Nero is dead. Rome is fading. But the gospel keeps moving from household to household, city to city, nation to nation. Just as Paul said it would.
Sometimes those younger ask me what Paul was really like. I usually pause before answering. Because how do you explain a raging wildfire to someone who has only seen flickering candles? How do you explain a man who loved Jesus so completely that incredible suffering became secondary to faithfulness?
I often think about his final moments. Did he quote Scripture as they led him away? Did he pray for Nero? Did he bow his knee to Jesus before the sword fell?
I do not know.
But I know this: Paul was never the hero of the story. He would never want us to make him one. No, Paul was a WITNESS. A blazing, relentless witness to the reality that JESUS CHRIST IS ALIVE.
And now my own life is nearly spent. I feel it. The race is drawing nigh before me. Soon I will be with Paul again. And together, we will be with the Rabbi. The One who was worth shipwrecks and scars. Worth prison and rejection. Worth loneliness and death. Worth throwing our entire lives away in order to accept the mission to make Him known above all rulers and royalty.
Paul taught me many things over those years on the road. But perhaps the greatest was this: The Kingdom of God is not carried forward by impressive men. It is carried forward by wholly surrendered followers of Jesus.
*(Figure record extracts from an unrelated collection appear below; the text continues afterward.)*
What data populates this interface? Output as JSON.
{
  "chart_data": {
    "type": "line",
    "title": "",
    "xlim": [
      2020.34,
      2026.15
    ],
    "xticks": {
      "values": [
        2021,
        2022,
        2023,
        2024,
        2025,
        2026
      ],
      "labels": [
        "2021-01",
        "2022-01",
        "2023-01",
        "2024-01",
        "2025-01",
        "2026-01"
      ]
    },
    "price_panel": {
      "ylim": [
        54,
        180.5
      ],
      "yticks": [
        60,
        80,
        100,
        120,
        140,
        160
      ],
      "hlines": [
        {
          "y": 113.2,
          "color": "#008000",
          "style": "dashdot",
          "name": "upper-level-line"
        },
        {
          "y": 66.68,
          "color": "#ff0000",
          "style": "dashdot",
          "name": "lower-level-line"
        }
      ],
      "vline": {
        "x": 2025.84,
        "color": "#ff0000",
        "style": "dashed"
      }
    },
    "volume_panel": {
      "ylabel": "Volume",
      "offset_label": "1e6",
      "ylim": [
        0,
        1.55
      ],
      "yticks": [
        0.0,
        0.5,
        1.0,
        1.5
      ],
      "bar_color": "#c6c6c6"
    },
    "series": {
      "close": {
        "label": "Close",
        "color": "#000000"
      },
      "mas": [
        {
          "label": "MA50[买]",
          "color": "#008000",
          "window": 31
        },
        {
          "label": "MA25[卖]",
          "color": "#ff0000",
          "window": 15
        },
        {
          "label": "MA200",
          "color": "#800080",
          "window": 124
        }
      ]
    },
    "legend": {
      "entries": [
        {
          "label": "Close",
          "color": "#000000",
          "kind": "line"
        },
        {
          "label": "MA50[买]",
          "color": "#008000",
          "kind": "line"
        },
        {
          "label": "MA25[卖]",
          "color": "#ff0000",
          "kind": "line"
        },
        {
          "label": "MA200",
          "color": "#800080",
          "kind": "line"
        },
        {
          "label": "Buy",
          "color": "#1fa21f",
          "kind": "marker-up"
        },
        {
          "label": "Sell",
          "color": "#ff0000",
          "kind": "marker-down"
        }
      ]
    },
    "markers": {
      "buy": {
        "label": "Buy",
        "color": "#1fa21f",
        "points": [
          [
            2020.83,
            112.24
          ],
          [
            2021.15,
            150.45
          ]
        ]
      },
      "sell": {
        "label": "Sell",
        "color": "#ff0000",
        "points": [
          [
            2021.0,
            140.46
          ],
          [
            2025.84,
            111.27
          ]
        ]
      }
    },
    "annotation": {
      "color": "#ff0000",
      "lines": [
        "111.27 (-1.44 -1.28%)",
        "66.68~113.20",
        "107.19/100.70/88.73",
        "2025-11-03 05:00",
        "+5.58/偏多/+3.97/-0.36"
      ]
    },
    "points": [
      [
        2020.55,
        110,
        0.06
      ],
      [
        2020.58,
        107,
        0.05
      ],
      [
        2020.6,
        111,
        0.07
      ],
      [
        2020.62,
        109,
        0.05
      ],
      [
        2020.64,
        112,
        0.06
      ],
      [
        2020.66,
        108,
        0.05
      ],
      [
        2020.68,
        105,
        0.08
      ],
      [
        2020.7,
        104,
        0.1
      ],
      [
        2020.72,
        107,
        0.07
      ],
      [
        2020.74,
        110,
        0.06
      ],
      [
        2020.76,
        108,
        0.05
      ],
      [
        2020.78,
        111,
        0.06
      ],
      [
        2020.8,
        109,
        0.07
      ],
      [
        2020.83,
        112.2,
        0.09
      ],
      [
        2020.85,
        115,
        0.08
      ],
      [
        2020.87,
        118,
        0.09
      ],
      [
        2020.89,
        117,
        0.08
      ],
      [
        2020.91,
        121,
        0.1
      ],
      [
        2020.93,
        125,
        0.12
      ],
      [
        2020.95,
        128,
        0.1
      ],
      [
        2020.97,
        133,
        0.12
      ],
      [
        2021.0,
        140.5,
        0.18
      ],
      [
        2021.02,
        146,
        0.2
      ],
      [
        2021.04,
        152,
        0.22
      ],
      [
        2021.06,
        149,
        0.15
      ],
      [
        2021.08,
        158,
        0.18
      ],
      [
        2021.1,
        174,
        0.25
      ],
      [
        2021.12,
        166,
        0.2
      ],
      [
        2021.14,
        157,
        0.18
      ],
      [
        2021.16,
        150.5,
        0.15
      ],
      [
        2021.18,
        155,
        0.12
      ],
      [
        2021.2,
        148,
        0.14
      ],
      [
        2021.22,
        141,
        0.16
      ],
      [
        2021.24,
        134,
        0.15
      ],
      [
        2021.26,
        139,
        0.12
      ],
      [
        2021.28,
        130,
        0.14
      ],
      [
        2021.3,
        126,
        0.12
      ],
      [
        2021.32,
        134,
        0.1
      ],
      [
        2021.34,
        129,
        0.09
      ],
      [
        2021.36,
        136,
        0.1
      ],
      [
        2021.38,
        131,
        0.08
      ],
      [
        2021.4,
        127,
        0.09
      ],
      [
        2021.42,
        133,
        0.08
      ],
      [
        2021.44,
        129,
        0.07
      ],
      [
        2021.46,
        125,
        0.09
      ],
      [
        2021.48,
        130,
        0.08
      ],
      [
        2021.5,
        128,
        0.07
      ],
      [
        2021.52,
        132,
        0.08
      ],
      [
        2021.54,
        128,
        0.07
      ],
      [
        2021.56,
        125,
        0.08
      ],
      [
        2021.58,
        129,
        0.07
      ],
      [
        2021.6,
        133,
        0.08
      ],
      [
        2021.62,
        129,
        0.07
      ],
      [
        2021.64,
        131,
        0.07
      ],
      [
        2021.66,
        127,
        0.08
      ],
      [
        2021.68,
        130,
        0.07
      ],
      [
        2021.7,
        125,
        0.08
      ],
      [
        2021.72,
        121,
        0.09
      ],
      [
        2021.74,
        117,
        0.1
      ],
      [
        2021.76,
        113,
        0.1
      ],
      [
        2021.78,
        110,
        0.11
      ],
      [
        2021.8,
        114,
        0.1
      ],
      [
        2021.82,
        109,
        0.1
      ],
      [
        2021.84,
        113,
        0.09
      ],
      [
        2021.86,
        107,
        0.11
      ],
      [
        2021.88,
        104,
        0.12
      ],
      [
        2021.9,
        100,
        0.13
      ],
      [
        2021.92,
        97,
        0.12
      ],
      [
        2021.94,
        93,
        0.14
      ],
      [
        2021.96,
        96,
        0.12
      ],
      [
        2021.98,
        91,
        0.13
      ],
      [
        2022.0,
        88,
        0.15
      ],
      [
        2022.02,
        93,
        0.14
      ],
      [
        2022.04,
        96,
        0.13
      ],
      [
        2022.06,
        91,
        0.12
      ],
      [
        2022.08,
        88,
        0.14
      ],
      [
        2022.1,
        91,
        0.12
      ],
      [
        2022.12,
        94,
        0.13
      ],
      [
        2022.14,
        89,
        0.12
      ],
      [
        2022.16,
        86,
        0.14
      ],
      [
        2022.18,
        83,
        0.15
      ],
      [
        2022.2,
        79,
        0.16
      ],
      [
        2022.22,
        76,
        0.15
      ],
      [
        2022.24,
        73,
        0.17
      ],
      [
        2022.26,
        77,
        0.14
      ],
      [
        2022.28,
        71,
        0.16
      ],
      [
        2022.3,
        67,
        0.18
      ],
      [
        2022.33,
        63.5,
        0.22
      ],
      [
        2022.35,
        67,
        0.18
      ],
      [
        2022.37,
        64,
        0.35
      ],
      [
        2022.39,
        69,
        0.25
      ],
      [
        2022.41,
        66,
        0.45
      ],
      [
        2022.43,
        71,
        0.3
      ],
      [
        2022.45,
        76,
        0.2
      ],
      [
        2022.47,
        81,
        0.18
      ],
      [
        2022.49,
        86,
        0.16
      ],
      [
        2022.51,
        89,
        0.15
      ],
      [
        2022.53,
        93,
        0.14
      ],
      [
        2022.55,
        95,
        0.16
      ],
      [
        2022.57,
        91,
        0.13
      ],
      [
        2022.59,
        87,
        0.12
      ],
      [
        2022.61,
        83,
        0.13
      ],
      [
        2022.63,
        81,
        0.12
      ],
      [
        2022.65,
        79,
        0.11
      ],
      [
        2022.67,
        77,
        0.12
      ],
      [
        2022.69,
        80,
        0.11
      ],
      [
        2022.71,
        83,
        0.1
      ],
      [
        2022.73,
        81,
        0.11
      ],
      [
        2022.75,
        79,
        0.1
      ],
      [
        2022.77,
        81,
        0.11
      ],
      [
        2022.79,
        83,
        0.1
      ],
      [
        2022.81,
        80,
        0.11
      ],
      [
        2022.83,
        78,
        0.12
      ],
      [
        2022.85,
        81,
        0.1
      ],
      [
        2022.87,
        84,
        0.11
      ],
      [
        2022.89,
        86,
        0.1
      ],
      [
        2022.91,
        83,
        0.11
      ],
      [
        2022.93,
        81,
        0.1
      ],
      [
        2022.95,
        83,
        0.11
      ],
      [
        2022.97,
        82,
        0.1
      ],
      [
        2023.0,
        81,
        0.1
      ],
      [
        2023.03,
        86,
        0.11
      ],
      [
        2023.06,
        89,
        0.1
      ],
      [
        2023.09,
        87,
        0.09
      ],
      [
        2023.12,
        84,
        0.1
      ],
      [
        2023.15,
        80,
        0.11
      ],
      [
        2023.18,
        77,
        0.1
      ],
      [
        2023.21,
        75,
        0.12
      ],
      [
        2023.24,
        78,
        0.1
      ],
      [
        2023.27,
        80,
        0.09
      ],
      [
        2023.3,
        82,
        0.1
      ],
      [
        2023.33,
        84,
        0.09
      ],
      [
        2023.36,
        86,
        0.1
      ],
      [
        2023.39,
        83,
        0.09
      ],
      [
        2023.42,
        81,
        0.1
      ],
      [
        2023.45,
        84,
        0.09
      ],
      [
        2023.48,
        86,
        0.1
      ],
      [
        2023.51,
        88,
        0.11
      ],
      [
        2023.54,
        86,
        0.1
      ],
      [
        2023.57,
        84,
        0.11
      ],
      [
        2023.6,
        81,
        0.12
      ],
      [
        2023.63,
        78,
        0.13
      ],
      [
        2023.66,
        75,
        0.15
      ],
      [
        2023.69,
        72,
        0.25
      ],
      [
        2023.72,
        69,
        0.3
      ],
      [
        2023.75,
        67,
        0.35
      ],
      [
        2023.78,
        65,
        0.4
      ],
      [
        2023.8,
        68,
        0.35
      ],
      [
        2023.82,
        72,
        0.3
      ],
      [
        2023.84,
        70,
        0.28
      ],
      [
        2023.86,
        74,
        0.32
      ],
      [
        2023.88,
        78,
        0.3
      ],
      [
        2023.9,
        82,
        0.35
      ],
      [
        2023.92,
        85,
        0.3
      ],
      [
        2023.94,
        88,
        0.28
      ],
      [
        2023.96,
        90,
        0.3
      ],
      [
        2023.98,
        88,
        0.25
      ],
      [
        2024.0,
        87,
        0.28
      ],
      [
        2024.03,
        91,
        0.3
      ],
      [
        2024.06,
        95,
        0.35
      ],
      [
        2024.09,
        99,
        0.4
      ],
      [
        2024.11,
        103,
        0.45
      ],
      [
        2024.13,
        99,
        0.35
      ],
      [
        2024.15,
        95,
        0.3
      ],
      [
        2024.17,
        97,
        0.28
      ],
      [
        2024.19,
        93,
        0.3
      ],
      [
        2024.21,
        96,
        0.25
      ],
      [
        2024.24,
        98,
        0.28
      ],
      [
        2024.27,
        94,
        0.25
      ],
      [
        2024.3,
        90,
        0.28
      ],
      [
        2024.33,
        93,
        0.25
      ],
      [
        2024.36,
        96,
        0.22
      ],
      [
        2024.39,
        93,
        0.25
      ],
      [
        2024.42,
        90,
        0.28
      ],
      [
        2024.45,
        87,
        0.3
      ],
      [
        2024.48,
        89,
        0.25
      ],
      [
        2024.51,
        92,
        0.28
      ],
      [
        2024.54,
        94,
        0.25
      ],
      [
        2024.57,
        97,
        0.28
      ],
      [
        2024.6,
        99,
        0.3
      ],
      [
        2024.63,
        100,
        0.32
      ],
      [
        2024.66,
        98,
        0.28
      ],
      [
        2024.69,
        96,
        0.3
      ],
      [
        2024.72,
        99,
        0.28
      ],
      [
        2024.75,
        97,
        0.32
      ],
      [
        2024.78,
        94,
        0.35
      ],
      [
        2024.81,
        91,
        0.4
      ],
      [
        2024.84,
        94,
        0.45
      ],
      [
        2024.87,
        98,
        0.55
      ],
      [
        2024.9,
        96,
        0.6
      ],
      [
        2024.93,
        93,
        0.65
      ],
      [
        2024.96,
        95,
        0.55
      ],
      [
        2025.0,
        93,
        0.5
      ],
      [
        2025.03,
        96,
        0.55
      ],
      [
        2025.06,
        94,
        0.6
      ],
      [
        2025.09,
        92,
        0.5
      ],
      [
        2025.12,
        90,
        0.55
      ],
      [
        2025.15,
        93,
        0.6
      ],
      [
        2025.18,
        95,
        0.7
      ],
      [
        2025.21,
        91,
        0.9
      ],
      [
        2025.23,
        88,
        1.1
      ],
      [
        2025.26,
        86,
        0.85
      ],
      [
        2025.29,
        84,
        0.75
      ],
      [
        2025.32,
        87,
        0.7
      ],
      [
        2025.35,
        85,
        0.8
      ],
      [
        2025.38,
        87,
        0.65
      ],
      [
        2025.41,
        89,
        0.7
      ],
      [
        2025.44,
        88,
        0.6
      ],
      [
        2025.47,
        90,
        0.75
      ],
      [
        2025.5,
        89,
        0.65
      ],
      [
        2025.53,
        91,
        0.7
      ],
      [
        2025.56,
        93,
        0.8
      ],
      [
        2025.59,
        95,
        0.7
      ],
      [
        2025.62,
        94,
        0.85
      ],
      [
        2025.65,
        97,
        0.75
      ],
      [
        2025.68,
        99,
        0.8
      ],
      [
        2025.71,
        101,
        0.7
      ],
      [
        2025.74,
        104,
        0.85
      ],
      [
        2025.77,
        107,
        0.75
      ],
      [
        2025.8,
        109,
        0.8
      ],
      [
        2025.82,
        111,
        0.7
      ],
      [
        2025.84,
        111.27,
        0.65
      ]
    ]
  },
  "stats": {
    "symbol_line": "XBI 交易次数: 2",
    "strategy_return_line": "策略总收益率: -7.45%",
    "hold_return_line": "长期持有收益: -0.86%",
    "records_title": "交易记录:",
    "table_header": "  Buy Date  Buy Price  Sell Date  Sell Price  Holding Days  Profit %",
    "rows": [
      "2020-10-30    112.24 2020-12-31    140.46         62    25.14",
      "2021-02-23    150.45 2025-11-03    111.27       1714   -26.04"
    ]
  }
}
Twenty years ago, I walked with him. I saw his abandonment. I benefited from his example. Although the context is different, the words of Christ stand. “Blessed are those who have not seen and yet have believed.” The further we move away from the story, the more likely we are to lay down the cross and embrace another pursuit. One that is easier and seems to bring more promise. But stop and reflect on the life Paul lived for us to see. I dare you to dream of what it must feel like to die for the sake of a mission that has eternal consequences for a multitude of people living without the knowledge of our God.
Twenty years later and beyond, how do we respond to a radically submitted life like that? We do what he instructed us to do, and we do it with full abandon. He said it in that last letter I received.
“Now teach these truths to other trustworthy people who will be able to pass them on to others.”
Think about it. Count the cost. I beg of you, consider the payoff and the consequences of radically turning toward the mission and linking arms with Jesus.